[aprssig] APRS Message character sets ?

Fri Jul 11 20:05:02 EDT 2008

On Thu, 10 Jul 2008, Scott Miller wrote:

>> Even the UTF-16 characters are just pairs of such 8-bit bytes that are
>> considered as encoding for single character of Unicode codespaces.
>
> Someone else mentioned that UTF-8 avoids characters below 32, so the
> 0x0d 0x0a issue I brought up shouldn't be a problem.

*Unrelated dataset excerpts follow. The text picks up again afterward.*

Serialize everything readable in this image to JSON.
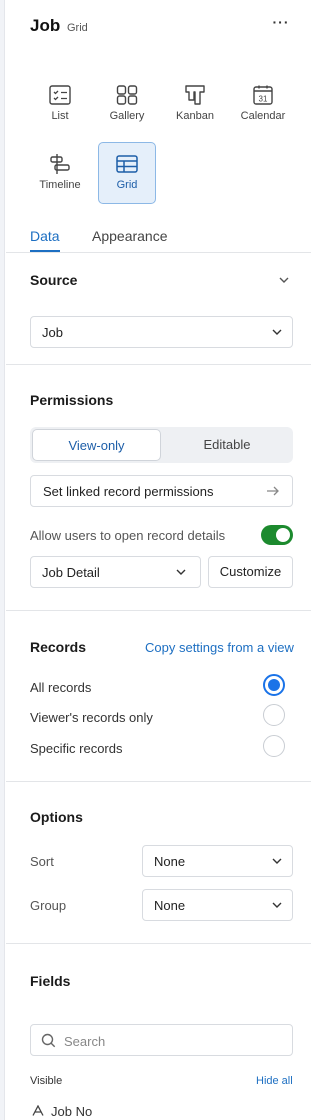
{
  "header": {
    "title": "Job",
    "subtitle": "Grid",
    "more_label": "···"
  },
  "views": [
    {
      "label": "List",
      "icon": "list-checklist-icon",
      "selected": false
    },
    {
      "label": "Gallery",
      "icon": "gallery-grid-icon",
      "selected": false
    },
    {
      "label": "Kanban",
      "icon": "kanban-icon",
      "selected": false
    },
    {
      "label": "Calendar",
      "icon": "calendar-icon",
      "selected": false
    },
    {
      "label": "Timeline",
      "icon": "timeline-icon",
      "selected": false
    },
    {
      "label": "Grid",
      "icon": "grid-table-icon",
      "selected": true
    }
  ],
  "tabs": {
    "data": "Data",
    "appearance": "Appearance",
    "active": "Data"
  },
  "source": {
    "title": "Source",
    "value": "Job"
  },
  "permissions": {
    "title": "Permissions",
    "view_only": "View-only",
    "editable": "Editable",
    "selected": "View-only",
    "linked_label": "Set linked record permissions",
    "allow_details_label": "Allow users to open record details",
    "allow_details_on": true,
    "detail_select": "Job Detail",
    "customize_label": "Customize"
  },
  "records": {
    "title": "Records",
    "copy_link": "Copy settings from a view",
    "options": [
      {
        "label": "All records",
        "checked": true
      },
      {
        "label": "Viewer's records only",
        "checked": false
      },
      {
        "label": "Specific records",
        "checked": false
      }
    ]
  },
  "options": {
    "title": "Options",
    "sort_label": "Sort",
    "sort_value": "None",
    "group_label": "Group",
    "group_value": "None"
  },
  "fields": {
    "title": "Fields",
    "search_placeholder": "Search",
    "visible_label": "Visible",
    "hide_all_label": "Hide all",
    "items": [
      {
        "name": "Job No",
        "icon": "text-field-icon"
      }
    ]
  },
  "colors": {
    "accent": "#1d6fc2",
    "toggle_on": "#1c8a2e",
    "radio_checked": "#1a73e8",
    "selected_tile_bg": "#e5effa"
  }
}
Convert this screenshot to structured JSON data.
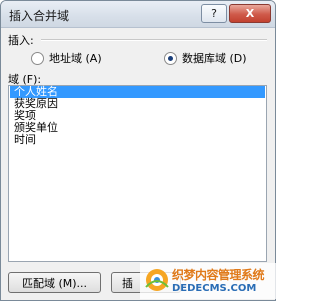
{
  "window": {
    "title": "插入合并域",
    "help_label": "?",
    "close_label": "X"
  },
  "insert_group": {
    "label": "插入:",
    "options": [
      {
        "label": "地址域 (A)",
        "checked": false
      },
      {
        "label": "数据库域 (D)",
        "checked": true
      }
    ]
  },
  "fields": {
    "label": "域 (F):",
    "items": [
      {
        "label": "个人姓名",
        "selected": true
      },
      {
        "label": "获奖原因",
        "selected": false
      },
      {
        "label": "奖项",
        "selected": false
      },
      {
        "label": "颁奖单位",
        "selected": false
      },
      {
        "label": "时间",
        "selected": false
      }
    ]
  },
  "buttons": {
    "match_fields": "匹配域 (M)...",
    "insert": "插"
  },
  "watermark": {
    "line1": "织梦内容管理系统",
    "line2": "DEDECMS.COM",
    "logo_icon": "dedecms-logo-icon"
  }
}
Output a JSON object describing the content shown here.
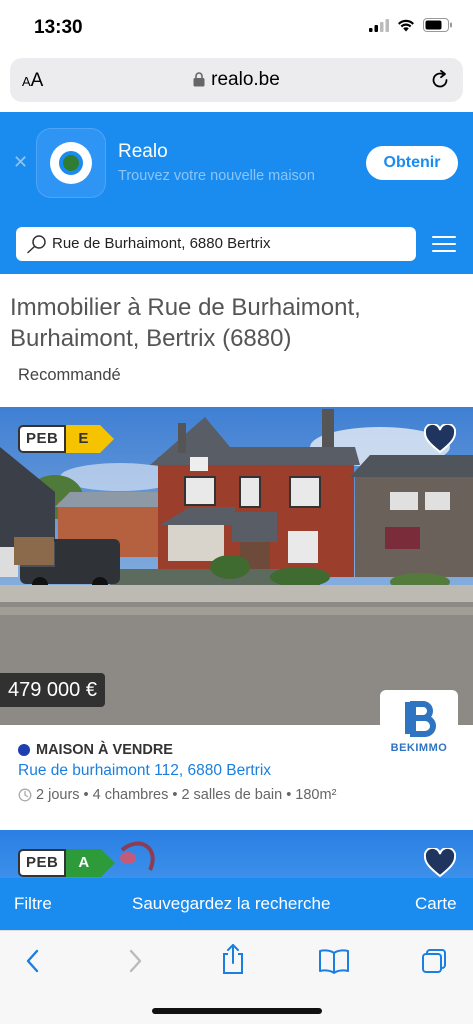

   The biggest benefit of using UTF-8 is probably it's backwards 
compatibility. If an user with an Unicode-capable application enables 
UTF-8 messaging, and then sends a message to an UI-View user, using only 
these "normal" letters (in the ASCII character set), the message will be 
shown just fine on UI-View. UTF-8 is equal to ASCII in the 0 to 127 
(decimal) range. No need to flip switches, just type in English and it'll 
be backwards compatible.

   If you type Japanese, or use Finnish special characters, they will 
naturally show up as a couple of characters of gibberish on a non-Unicode 
application. But there's not much we can do about that.

> I can think of no reason why UTF-8 would NOT be the right choice for
> this.  I'd say go ahead and do some end-to-end testing, see what breaks,
> and see what can be fixed.

   I think I'll try to implement UTF-8 message parsing in aprs.fi. There's 
a recode pluging for a popular IRC client (irssi) which can automatically 
detect UTF-8 messages and do appropriate conversions, maybe I could try 
something similar to get multiple charsets right. aprs.fi mostly stores 
and displays data in UTF-8 already (because of the translations the whole 
web site needs to be in Unicode anyway).

   UTF-8 is clearly the most common way to represent Unicode in email and 
web pages anyway, it's become quite a standard encoding. With some 
exceptions, of course - Windows seems to use UTF-16 in it's API, but it 
also provides conversion functions, so it's easy to convert back and 
forth.

   - Hessu